Les vols paraboliques de l'ESA font partie des «opérations de séduction» auprès des futurs professionnels de l'espace, afin de susciter des vocations et, par la même occasion, de se faire un peu de promotion. Le principe est simple: l'Agence spatiale européenne permet chaque année à une trentaine de groupes d'étudiants européens de réaliser une expérience scientifique en leur faisant jouer au yo-yo: Par une succession de montées et de descentes brutales, l'avion crée à chaque «parabole» une situation d'apesanteur d'environ 30 secondes. Tout cela donne un petit aperçu de ce que peut ressentir un astronaute dans l'espace, et d'inoubliables sensations.
Ouvert à tous
Contrairement à ce que l'on pourrait croire, cette opportunité n'est pas réservée aux écoles d'ingénieurs, mais à tous les étudiants, qu'ils soient en Lettres ou en Médecine. La seule véritable condition pour pouvoir participer est de réaliser une expérience nécessitant la situation d'apesanteur. Ainsi, il n'est pas rare que des étudiants en Psychologie montent à bord du «Zéro G» (le nom de l'Airbus utilisé pour les vols), afin de réaliser des observations sur les réactions humaines en situation de microgravité. Parmi les étudiants ayant pu faire le baptême de l'apesanteur en 2005, 4 candidats de l'EPFL: Philippe Kobel, Nicolas Dorsaz, Danail Obreschkow et Aurèle de Bosset. «Au début, on voulait simplement voler, raconte Philippe. Mais nous étions à des kilomètres de réaliser la masse de travail qui nous attendait vraiment!». En effet, après avoir déposé leur candidature en décembre 2004, l'équipe, baptisée flash&splash, passe de nombreux mois dans les sous-sols du bâtiment LMH de l'EPFL à l'avenue de Cour à Lausanne. Pour se rendre compte du nombre d'heures passées sur leur expérience, il existe un calcul très simple: «Pour une seconde d'apesanteur, il fallait compter une heure de travail, rapporte Danail. Et nous avons flotté 2'400 secondes!»
Flash and splash!
A priori, l'objectif que le groupe s'est fixé est simple: il s'agit de produire une goutte d'eau, et de créer une décharge électrique dans cette bulle. Cette décharge (flash) crée un phénomène de cavitation (en gros une bulle dans une bulle) qui fait littéralement imploser la goutte d'eau (splash)... Voilà pour la théorie (version très courte). Mais pour créer cette goutte, nos 4 collègues auront besoin d'une machine de plus de 100 kilos ! Entre le matériel d'enregistrement, les caméras, les instruments de mesure, l'entier de la machine est impressionnant de complexité. Et les jeunes ingénieurs voient leurs chromosomes de scientifiques prendre le dessus... «Petit à petit, le vol n'était plus un objectif, confirme Philippe, mais l'occasion de pouvoir enfin tester l'expérience !». Et tout ce travail de mise au point se fait sous le contrôle des professeurs, et sous le management de Claude Nicollier, qui fera se réunir les 4 équipes suisses afin qu'elles puissent unir leurs connaissances. L'équipe doit assurer elle-même le financement de l'expérience (qui représente tout de même plusieurs milliers de francs de matériel) avec notamment l'aide du Fonds national suisse de la recherche scientifique et bien sûr tout l'aspect technique. A noter que les étudiants de l'EPFL peuvent tout-à-fait faire valider l'expérience comme travail de diplôme...

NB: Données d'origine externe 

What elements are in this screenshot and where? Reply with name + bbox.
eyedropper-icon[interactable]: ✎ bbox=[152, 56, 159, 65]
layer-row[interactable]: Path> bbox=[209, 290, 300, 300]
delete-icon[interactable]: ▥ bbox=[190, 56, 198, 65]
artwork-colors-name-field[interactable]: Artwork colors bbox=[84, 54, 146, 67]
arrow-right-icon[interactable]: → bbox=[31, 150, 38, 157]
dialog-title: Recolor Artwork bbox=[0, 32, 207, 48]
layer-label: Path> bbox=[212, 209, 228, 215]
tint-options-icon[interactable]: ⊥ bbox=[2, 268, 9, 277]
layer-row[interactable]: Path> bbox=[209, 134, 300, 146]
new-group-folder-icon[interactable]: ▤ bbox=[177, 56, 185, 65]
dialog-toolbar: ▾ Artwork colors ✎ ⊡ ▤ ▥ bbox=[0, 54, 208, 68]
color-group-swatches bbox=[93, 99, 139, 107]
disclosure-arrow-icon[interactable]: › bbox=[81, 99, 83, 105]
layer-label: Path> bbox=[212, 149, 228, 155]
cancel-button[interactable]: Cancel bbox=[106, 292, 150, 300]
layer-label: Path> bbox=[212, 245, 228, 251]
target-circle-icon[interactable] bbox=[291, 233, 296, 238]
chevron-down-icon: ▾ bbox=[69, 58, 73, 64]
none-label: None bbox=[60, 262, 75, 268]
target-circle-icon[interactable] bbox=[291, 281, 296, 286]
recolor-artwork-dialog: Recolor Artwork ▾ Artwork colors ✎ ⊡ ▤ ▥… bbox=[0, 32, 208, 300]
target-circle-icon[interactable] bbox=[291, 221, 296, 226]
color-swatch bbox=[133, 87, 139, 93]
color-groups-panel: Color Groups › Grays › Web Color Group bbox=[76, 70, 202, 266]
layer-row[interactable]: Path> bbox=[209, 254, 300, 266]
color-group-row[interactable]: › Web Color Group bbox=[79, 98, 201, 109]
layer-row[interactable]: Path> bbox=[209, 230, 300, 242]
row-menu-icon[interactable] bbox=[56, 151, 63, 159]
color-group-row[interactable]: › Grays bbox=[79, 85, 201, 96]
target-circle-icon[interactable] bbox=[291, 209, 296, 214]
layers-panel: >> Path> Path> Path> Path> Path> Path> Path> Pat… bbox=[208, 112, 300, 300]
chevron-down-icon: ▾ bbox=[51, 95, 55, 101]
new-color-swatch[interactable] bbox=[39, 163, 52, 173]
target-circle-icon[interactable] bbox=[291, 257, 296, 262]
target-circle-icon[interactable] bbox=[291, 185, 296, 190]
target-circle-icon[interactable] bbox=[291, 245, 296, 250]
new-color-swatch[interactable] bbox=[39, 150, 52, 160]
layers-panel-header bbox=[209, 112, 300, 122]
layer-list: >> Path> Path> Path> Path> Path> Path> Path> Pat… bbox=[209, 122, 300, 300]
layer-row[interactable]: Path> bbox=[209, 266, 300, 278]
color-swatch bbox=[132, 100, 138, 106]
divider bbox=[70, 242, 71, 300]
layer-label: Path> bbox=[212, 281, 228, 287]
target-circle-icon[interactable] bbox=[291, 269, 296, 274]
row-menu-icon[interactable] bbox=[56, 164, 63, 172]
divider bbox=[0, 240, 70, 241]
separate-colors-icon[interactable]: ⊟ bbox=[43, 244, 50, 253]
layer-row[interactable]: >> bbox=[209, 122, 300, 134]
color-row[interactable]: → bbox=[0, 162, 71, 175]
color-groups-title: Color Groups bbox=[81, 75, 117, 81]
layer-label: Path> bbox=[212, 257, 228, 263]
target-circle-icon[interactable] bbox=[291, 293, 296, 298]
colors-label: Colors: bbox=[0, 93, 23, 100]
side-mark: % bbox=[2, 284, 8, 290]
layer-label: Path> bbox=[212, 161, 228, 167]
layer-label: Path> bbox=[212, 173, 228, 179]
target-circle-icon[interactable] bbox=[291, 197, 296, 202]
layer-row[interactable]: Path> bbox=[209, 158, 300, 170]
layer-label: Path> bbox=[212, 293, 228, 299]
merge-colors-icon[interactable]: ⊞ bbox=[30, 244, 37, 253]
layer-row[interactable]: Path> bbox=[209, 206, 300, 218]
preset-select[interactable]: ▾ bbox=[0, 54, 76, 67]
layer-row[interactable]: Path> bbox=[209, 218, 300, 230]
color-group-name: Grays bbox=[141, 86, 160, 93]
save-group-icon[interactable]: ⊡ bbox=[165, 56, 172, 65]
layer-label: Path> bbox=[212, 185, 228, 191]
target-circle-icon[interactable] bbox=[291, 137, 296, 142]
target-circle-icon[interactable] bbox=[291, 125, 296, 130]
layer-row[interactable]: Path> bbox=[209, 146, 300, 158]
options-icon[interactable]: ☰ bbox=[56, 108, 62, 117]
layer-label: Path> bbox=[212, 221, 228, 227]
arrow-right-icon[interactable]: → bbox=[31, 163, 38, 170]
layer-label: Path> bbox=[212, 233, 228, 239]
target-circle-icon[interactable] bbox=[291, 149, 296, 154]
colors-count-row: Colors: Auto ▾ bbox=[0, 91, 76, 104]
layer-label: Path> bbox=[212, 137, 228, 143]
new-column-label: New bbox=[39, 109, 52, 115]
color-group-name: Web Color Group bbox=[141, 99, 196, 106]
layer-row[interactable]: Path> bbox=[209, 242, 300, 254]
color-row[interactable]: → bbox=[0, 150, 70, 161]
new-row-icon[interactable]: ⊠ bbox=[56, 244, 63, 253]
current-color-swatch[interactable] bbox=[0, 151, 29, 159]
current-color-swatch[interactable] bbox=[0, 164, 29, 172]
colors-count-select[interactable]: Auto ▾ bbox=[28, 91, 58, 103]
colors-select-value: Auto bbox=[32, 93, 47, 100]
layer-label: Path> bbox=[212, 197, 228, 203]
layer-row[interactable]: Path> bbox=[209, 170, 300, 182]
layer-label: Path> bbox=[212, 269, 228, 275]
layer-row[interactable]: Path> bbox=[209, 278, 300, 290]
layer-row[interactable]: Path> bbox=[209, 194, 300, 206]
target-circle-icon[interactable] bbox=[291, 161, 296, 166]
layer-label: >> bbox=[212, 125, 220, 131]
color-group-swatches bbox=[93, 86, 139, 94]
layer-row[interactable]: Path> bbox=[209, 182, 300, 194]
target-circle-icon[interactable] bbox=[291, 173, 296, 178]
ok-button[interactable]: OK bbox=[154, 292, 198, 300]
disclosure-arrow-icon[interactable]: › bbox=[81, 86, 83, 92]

Mais nos 4 étudiants ne sont pas au bout de leurs émotions: quelques temps après un vol couronné de succès, l'ESA les recontacte afin de leur annoncer qu'ils ont été sélectionnés pour accomplir un second vol l'été prochain. Mais cette fois, dans la catégorie des professionnels ! «A mon avis, ils ont dû réaliser que nous n'avions pas l'intention de nous arrêter après le vol, estime Danail.» L'aventure continue donc pour nos 4 amateurs de sensations fortes, qui vont avoir le plaisir de faire à nouveau un tour de grand 8. Peut-être de futurs astronautes... Alors bonne chance à flash&splash!